You may just be a really good friend, but that doesn’t mean you’re getting everything you need out of your relationships.
Take the time to step back and evaluate your friendships, and see if there are any signs that they might not be as healthy as they should be.
To help point out the red flags, we’ve put together this list of five tell-tale signs that maybe it’s time to find new friends!
This ASP Friends will provide 5 signs to know if it is a toxic friendship or not :
1. You find yourself constantly apologizing for your friendship
If you find yourself frequently saying things like, “I’m sorry I’m just not that available right now,” or “I know I always cancel plans last minute, but I’ll try to do better,” then it’s time to reevaluate your friendship.
You should never apologize for being your best self. Your friendships should bring balance into your life, not contribute to a stressful lifestyle where you feel like you’re always letting others down.
If this is happening, then most likely the relationship isn’t serving you as much as it should be. It’s difficult for you to apologize or extend grace.
You feel like you always have to play “catch up” with your friendships; every conversation is about what happened last week over coffee, because it feels like all of your friends are moving on without you.
It’s you and your friend – and it’s not enough anymore; we want more. You feel like you can never do enough for your friends, and that makes you feel resentful.
How about having a conversation with your friend and asking them what they’re wanting? Get some clarity on what they need from the relationship, and be willing to let it go if that’s not what they want.
2. You know you guys have a lot in common, but you don’t feel a connection
When you were first introduced to each other, you each shared a mutual interest in.
But over time, you’ve started to drift apart. When it came to the things that brought both of your interests together, there were moments that made your friendship seem synonymous with the things that kept the relationship from growing into something more.
So now what? Your friendship has been pushing “Danger” for too long. It’s time to find those friends who have those things in common with you and those who make your friendship flow more naturally and with peace.
3.You find yourself getting bitter or jaded in the relationship.
Maybe one-on-one time is important, but sometimes when two people are together for too long without engaging in any sort of conversation, things can get bitter or jaded.
It’s hard to work through the friendship when there are no checks in place.
You’re playing small in your relationship. If you feel like you’re not getting what you need in the relationship, then that’s OK! Ask for what you want or need in your relationships.
This is a big one, because if you don’t ask for what your friendship needs, it won’t get better.
4) You find yourself comparing your friendship to others’.
It’s easy to see how close other friends are, or how they are able to go out more often without spending money on one another, and then think that something is wrong with your friendship.

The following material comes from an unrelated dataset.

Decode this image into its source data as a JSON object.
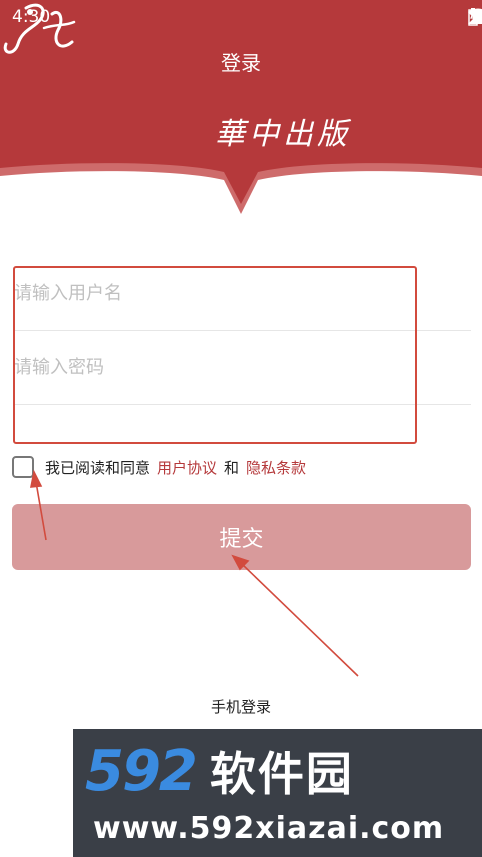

So many times, friendships drift apart because each person starts to compare their friends with other friends. But there is no “Standard Friendship.”
Each friendship can be different and each relationship should be nurtured as the individual it is.
In today’s culture, there are so many messaging systems, groups, and apps to keep in touch with those friends from high school or your first job.
It’s easy to fall into a pitfall of comparing yourself to others and what you feel like you’re “missing out on”.
But it’s important to remember that not every relationship serves the same need – not every friendship serves the same purpose – not every experience or situation that you repeat will help your friendships grow – They’re different.
5) Your friend is more of a source of chaos than a source of peace.
One of the most important parts of any friendship is being able to have peace in the relationship. Without peace, there can never be another layer of friendship.
As Christians, we are called to love others at the highest level possible. But how do you love your friends if they are causing havoc in your life? Instead of trying to find a way to get them out of your life, ask yourself what you can do better for them.
Is there something that you’re not doing that might help the situation? It may seem hard to cut someone off, but it’s always better to remove yourself from a situation that is causing anything but peace.